Neste quadro, torna-se imperativo reclamar um espaço de reflexão e
problematização da situação actual da Universidade Pública. Um espaço que não
renuncie à indispensável vertente reivindicativa e síndica, como forma de
resistência a uma ofensiva que visa descapitalizar a Universidade da sua vocação
crítica. Acreditamos que esse espaço é, por excelência, o de uma Associação de
Estudantes.
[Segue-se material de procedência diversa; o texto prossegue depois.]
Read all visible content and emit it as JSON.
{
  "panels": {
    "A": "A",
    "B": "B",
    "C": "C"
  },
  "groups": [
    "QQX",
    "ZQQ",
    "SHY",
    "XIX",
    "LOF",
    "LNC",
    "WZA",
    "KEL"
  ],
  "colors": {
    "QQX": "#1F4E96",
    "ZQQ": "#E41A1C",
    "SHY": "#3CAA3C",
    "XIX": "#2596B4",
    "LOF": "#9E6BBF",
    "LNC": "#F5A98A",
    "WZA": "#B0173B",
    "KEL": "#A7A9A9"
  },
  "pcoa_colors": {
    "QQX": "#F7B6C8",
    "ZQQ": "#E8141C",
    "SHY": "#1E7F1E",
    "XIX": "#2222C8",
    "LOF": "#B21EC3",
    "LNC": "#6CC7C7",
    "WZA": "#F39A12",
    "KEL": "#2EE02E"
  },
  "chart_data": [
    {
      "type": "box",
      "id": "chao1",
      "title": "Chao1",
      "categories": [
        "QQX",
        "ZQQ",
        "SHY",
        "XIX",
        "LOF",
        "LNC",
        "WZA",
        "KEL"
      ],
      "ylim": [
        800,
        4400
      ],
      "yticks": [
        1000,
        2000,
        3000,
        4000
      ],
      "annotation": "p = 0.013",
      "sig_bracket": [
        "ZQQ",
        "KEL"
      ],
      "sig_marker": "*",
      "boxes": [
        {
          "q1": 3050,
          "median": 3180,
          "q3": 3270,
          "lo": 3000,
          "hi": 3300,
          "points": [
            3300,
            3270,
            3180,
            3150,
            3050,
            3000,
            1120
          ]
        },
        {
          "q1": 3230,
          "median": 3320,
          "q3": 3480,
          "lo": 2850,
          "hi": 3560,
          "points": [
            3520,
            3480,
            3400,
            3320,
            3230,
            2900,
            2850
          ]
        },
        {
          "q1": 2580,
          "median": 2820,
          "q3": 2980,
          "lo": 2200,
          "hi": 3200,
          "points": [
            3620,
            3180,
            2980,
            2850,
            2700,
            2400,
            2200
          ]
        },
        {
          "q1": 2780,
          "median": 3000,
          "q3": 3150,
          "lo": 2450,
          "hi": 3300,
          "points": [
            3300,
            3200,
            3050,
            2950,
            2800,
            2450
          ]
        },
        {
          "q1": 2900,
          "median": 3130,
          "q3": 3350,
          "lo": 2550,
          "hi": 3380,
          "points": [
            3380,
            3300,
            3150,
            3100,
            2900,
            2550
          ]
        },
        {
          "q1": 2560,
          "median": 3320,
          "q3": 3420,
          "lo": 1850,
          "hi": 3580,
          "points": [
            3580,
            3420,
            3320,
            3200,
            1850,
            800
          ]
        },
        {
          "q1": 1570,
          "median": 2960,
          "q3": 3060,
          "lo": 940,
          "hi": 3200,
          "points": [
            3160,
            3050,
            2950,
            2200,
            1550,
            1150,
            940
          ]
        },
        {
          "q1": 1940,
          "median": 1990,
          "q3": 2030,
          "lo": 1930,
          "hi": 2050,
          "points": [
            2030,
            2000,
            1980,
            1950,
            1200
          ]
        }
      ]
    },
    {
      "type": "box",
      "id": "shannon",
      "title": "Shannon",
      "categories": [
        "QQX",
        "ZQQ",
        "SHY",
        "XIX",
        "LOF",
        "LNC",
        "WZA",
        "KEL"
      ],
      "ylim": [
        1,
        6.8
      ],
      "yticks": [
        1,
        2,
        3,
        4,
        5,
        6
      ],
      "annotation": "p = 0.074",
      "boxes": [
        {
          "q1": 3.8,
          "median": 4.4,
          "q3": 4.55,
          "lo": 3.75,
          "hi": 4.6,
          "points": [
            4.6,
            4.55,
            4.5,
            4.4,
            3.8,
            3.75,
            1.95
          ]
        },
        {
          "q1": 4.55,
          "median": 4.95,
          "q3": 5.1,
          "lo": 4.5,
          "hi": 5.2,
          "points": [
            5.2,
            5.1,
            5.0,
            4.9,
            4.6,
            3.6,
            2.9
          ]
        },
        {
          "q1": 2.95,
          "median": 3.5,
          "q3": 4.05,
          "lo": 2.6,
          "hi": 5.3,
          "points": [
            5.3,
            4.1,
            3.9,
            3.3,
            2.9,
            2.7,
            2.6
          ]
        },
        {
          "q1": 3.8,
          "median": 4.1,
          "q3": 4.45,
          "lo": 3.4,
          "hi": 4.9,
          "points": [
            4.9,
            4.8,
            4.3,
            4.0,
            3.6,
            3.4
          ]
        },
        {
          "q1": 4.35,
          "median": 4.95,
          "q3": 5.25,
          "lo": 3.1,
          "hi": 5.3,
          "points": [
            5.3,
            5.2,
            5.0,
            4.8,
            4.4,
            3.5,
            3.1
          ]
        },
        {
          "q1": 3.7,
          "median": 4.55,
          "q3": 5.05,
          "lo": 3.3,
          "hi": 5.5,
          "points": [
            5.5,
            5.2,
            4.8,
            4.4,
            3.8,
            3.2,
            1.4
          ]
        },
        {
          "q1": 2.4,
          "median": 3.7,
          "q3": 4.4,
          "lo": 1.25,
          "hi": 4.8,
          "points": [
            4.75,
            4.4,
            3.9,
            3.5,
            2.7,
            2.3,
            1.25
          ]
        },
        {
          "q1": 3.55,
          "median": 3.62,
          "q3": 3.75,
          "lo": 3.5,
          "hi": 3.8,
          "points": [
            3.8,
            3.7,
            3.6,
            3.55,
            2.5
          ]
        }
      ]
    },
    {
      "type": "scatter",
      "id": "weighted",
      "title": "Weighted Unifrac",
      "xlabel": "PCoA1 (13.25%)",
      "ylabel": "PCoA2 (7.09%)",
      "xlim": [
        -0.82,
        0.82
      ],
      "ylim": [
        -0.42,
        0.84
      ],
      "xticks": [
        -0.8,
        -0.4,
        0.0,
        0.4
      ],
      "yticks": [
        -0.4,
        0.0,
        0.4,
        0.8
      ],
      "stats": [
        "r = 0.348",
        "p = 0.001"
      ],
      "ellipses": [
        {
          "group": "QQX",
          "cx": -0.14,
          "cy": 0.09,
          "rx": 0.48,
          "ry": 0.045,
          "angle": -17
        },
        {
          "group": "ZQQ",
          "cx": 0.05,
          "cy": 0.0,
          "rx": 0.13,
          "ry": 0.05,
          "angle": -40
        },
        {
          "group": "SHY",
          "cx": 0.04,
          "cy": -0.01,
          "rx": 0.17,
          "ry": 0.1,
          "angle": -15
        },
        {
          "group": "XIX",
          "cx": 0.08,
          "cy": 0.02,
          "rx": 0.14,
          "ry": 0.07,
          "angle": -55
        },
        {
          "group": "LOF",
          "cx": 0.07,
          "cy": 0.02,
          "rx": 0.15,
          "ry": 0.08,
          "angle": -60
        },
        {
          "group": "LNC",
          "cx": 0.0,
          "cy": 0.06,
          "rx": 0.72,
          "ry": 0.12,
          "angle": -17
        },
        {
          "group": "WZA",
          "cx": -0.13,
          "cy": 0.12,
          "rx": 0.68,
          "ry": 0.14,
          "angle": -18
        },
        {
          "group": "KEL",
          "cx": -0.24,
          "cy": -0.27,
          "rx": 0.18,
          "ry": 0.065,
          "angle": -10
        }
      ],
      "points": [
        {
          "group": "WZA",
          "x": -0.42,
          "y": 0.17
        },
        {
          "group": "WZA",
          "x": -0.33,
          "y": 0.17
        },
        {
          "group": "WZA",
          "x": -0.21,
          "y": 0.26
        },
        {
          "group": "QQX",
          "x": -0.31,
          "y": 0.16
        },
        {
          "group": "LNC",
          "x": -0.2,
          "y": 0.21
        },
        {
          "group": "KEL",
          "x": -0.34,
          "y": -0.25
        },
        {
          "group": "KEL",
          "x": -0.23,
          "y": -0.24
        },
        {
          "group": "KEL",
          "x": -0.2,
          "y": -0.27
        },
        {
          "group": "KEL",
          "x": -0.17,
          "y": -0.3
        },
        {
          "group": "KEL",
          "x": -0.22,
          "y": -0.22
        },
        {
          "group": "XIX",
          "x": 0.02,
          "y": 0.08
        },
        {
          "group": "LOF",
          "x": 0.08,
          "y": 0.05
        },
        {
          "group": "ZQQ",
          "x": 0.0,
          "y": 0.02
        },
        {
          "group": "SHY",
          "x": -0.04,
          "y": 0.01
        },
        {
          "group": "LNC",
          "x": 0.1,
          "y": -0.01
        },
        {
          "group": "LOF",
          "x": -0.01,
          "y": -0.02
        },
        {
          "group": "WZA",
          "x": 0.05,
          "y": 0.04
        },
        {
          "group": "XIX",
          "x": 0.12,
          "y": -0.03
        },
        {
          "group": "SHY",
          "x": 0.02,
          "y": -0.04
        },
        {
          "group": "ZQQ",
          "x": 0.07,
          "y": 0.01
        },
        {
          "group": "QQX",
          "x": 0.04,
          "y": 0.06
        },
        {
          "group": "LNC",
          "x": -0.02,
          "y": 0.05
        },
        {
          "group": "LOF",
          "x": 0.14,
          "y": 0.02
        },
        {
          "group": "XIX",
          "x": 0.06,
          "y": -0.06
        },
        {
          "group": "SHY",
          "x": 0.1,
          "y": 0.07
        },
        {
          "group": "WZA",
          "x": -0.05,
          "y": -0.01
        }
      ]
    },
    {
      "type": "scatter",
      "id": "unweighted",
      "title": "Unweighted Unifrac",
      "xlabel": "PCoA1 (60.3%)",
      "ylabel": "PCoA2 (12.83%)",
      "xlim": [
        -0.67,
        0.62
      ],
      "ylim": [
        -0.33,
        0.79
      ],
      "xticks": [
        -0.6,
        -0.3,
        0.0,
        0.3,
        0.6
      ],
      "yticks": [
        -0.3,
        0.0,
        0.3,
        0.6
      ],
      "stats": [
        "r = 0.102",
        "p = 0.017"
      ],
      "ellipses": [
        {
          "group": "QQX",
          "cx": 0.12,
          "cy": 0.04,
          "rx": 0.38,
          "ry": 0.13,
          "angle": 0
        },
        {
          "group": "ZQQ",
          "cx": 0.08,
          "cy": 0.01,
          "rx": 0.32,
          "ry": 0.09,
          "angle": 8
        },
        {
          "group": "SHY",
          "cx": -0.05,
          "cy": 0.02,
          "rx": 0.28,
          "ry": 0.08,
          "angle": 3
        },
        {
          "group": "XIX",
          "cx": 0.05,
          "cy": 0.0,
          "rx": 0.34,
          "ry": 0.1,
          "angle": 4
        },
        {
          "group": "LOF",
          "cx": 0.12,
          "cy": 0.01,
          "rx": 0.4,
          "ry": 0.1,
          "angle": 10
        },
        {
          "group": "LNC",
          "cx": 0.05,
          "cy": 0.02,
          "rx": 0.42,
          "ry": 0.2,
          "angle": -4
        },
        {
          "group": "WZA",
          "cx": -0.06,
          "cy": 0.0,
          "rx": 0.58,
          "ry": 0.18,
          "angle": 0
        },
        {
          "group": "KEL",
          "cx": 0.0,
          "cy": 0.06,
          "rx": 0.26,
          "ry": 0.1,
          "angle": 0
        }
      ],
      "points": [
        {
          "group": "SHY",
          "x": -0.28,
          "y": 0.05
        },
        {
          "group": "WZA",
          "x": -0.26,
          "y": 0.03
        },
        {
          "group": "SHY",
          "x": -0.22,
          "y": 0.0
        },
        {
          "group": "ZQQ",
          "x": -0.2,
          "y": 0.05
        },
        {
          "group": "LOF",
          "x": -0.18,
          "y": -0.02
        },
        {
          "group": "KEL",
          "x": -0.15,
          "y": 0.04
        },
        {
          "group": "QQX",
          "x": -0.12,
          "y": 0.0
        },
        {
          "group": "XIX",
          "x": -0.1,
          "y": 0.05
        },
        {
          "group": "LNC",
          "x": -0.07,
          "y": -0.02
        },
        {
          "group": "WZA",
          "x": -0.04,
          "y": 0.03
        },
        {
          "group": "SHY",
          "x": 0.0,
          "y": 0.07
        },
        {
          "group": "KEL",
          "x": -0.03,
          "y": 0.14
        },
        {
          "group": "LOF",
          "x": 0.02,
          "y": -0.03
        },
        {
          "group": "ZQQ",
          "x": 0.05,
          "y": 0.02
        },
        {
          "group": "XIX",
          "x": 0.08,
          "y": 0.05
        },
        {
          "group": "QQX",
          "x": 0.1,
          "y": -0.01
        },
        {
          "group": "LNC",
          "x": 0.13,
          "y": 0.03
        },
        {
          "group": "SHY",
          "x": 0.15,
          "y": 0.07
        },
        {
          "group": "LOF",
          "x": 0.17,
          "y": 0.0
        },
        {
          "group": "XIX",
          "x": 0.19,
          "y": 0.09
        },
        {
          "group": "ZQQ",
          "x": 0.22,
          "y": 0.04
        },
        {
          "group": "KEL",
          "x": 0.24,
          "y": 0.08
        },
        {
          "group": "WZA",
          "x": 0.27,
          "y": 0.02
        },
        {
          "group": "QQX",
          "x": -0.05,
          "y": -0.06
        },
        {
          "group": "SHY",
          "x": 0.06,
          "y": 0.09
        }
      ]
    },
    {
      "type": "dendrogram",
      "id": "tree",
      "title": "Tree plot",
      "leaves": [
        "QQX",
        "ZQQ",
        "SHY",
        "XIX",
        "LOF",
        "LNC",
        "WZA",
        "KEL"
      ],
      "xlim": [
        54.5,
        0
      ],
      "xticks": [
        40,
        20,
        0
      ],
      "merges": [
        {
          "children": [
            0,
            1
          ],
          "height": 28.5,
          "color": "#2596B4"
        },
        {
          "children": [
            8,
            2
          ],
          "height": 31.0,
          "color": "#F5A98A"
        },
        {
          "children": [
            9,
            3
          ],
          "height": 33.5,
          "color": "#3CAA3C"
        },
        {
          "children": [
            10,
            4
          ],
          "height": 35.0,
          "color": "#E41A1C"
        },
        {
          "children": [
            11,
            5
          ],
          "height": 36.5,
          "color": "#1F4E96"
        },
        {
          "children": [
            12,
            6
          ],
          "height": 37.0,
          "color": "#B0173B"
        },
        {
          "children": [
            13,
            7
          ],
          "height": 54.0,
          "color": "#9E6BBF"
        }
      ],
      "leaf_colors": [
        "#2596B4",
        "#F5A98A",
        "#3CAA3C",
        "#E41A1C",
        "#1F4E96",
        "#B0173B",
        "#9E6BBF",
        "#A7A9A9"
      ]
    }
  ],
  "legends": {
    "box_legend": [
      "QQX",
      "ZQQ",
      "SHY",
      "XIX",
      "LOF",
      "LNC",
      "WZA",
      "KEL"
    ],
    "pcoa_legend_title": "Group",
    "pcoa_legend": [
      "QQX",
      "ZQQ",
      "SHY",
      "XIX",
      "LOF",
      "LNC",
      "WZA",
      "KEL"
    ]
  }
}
Hoje, mais do que nunca, coloca-se a necessidade inadiável de dar
cumprimento ao papel estratégico que deve desempenhar a AEFLUP, na
congregação de esforços e vontades, na mobilização da massa académica, na
promoção do debate, na estruturação de um paradigma alternativo como a única
forma possível de assegurar que a Universidade Pública que conhecemos
sobreviverá à nossa geração.
A Assembleia Geral de Estudantes (AGE), como órgão máximo da Associação de
Estudantes, é a sede institucional da voz dos alunos. Ao longo dos últimos anos,
porém, uma clara conivência dos condutores da Assembleia Geral com as políticas inócuas da Direcção da AEFLUP transformaram o órgão no palco de uma coreografia bem ensaiada: destinadas a aprovar os planos da Direcção da AE, as AGE’s foram esvaziadas da sua indispensável dimensão problematizante,
esclarecedora, divulgadora e interventiva, não sendo, hoje, mais do que o sítio onde os membros da direcção da AEFLUP se dirigem para efectivar a disciplina de voto que garante a aprovação dos desígnios da Presidência – estamos a falar,
genericamente, de festas e iniciativas de motivação empresarial. Não é difícil,
portanto, compreender a razão pela qual tão poucos alunos comparecem às AGE’s.
O nosso projecto, porém, assenta na convicção de que é possível fundar um espaço de debate, esclarecimento, estruturação de respostas enérgicas e interventivas aos sucessivos e continuados ataques que vão sendo desferidos à garantia constitucional de um ensino superior público universal, gratuito e de qualidade. Acreditamos que é possível devolver à Assembleia Geral de Estudantes essa vocação de clareira institucional onde se abre espaço para pensar o presente da Universidade, numa perspectiva integrada capaz de situar os problemas que se colocam hoje à Universidade no panorama social que condiciona e motiva o lugar da Universidade na comunidade.
A lista D apresenta, assim, a sua candidatura à Mesa da Assembleia Geral de
Estudantes propondo a todos os colegas um compromisso de aprofundamento
consciente da participação neste órgão, baseada na efectivação consequente das
competências da AGE na defesa dos interesses dos estudantes da FLUP ,
reconhecendo o lugar incontornável da AEFLUP na reivindicação por uma
Universidade pública qualificada, livre, crítica e socialmente comprometida.